Another option is to consider your personal experiences. Is there a particular program that has made a real difference in your life? Perhaps your parents both died of heart disease and so you give toward research to help others never have to experience what you did.  Perhaps there was a time in your life when you didn’t have enough money to put food on the table, so you give to the local food bank in gratitude for what others did to help you when you were in need. Often those personal experiences provide a powerful motivation for us to make a difference in the lives of others.

Give to empower others

Give in a way that enables others to better themselves. Henry Ford was quoted as saying, “Time and money spent in helping men to do more for themselves is far better than mere giving.”

Part of this is to not just give of your money but give of your time and talents. If you have a friend who is out of work, don’t just give money to help him pay the rent, help him with finding a new job. Believe in the ministry of a local homeless shelter? Don’t just write a check, give of your time and talents to make it a more effective place.

Expect nothing in return

The word generous comes from a Latin word that meant of noble birth. The idea was one of nobility that gave out of the joy of giving, not because the person they were giving to would be able to give them anything in return.

We should give out of joy not because of what we can get out of it. Jesus said:

“So when you give to the needy, do not announce it with trumpets, as the hypocrites do in the synagogues and on the streets, to be honored by others. Truly I tell you, they have received their reward in full. But when you give to the needy, do not let your left hand know what your right hand is doing, so that your giving may be in secret. Then your Father, who sees what is done in secret, will reward you. Matthew 6:2-4

If you give expecting gratitude in return, some times you may be disappointed, but always remember God sees what we have done and will reward us regardless of the response we get from the receiver of our gift. Even better, consider giving your gift anonymously.

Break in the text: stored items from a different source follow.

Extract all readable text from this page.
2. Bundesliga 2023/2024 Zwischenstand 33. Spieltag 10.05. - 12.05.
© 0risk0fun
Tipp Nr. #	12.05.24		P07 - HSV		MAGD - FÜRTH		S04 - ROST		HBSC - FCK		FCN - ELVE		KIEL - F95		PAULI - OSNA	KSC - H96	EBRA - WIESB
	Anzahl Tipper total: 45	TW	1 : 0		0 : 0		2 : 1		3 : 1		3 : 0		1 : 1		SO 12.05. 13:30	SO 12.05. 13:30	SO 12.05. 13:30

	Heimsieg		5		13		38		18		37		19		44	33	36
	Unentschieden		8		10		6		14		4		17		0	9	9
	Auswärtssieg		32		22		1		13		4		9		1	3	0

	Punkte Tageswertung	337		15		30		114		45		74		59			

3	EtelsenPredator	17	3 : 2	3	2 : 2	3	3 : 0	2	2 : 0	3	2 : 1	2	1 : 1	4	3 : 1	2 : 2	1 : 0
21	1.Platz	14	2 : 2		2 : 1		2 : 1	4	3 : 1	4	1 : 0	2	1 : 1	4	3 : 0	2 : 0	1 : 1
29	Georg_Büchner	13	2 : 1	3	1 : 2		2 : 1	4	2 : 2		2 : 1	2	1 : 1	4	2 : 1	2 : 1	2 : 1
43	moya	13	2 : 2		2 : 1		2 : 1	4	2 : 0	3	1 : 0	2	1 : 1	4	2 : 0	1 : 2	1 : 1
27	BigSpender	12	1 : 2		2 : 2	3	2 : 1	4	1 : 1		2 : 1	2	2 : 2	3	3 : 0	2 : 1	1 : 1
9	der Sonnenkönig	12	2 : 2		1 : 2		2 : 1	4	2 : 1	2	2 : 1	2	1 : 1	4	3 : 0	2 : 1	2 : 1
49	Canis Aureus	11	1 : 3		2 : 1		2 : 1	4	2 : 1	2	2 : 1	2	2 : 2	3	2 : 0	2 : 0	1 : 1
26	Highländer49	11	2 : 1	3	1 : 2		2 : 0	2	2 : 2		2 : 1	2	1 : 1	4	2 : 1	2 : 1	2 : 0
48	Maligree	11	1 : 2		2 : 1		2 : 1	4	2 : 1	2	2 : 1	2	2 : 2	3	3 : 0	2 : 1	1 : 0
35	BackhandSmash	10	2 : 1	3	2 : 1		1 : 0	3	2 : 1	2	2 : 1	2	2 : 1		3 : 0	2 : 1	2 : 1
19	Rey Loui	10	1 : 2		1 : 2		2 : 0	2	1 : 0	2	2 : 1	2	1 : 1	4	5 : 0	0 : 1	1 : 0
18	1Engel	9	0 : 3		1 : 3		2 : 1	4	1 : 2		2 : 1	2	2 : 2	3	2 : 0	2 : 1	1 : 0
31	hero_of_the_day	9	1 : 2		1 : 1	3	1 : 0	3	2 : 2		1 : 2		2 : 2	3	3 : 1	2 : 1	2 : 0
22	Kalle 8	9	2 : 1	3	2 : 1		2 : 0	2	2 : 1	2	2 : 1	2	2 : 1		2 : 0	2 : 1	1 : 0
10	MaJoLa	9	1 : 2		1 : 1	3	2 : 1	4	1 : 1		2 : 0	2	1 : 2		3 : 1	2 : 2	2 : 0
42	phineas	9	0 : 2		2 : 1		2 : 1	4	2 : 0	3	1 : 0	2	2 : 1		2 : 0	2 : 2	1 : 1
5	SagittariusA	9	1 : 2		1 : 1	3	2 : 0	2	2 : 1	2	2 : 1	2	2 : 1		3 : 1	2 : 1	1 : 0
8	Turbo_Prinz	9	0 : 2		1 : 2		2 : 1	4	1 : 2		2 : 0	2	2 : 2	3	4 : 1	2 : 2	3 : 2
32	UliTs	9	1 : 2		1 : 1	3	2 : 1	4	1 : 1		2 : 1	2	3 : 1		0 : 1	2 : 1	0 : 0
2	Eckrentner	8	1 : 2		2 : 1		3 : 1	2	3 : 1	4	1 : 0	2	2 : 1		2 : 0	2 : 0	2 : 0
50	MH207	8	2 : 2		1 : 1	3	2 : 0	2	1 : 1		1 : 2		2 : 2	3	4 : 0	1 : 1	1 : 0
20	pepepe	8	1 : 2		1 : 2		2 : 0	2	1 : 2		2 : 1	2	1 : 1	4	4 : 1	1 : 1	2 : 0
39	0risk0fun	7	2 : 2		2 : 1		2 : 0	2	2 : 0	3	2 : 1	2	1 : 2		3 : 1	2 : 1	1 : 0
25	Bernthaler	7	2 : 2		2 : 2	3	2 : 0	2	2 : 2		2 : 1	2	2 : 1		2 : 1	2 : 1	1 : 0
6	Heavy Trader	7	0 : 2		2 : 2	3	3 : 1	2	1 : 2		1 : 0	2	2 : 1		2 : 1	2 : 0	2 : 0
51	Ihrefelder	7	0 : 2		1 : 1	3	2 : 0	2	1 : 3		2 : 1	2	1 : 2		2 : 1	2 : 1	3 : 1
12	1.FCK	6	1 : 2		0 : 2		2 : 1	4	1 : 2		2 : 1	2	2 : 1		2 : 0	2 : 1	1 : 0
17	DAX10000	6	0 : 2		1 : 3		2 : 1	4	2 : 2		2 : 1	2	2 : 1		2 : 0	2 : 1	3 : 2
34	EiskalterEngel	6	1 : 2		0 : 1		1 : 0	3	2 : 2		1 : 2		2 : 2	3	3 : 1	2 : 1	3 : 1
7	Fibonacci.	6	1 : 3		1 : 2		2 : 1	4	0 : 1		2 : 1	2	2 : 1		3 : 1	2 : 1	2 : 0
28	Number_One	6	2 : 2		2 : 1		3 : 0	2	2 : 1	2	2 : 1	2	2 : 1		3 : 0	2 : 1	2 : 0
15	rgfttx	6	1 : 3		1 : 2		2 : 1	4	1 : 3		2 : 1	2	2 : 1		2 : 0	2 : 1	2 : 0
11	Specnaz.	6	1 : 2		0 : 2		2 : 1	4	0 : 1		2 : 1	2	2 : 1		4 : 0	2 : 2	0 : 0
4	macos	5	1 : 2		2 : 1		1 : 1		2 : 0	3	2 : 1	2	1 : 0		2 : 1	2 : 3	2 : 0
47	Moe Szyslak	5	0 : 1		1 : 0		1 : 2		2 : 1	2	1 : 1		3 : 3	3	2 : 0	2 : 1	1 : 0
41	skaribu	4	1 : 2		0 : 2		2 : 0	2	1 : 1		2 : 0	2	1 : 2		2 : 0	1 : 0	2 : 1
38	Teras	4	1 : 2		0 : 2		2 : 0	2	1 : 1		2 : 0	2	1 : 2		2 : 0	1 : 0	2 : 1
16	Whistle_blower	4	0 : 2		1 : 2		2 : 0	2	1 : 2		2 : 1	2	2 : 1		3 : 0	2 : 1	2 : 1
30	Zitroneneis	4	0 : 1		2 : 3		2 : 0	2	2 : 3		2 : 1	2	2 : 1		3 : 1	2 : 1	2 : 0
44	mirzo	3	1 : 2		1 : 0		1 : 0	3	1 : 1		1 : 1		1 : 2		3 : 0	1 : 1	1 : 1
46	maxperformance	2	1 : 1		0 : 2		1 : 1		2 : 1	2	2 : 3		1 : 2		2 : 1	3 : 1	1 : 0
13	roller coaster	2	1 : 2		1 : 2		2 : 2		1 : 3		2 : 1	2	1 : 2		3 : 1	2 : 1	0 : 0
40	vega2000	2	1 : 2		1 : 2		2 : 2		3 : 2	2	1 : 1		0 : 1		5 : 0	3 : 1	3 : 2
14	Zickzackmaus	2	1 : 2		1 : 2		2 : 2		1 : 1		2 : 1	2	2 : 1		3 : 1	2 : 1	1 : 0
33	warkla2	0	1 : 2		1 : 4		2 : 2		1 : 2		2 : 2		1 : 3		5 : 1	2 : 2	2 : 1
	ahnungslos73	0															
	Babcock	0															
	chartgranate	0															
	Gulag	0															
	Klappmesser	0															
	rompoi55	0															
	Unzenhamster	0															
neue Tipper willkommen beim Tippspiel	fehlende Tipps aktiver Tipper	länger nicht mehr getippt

If the person does want to repay your gift, be willing to allow them the dignity of doing so. Sometimes people use their giving to make sure they stay one up on the person they are giving to. Giving should never be used as a scorecard.

Give all the time.

Giving is an exercise. The more you do it, the easier it becomes. Don’t wait for special occasions like Christmas or Birthdays. Begin to look daily for giving opportunities. Make a commitment to to find three opportunities to give everyday. Doesn’t have to always be money. Might be as simple as taking a few minutes to help a co-worker with a problem they are struggling with. Get creative.

Giving is one of the most fun things you’ll ever do with money. While I do not believe that we should give with the purpose of expecting God to give us back riches in return, I do believe that in general, when God sees one of his children who wisely manages what he has been given and is willing to hold it with an open hand looking for opportunities to bless those who are less fortunate, God sees a child who can be trusted with greater responsibilities because you have proven yourself faithful in managing what you had.

What is the most fun you have ever had when giving?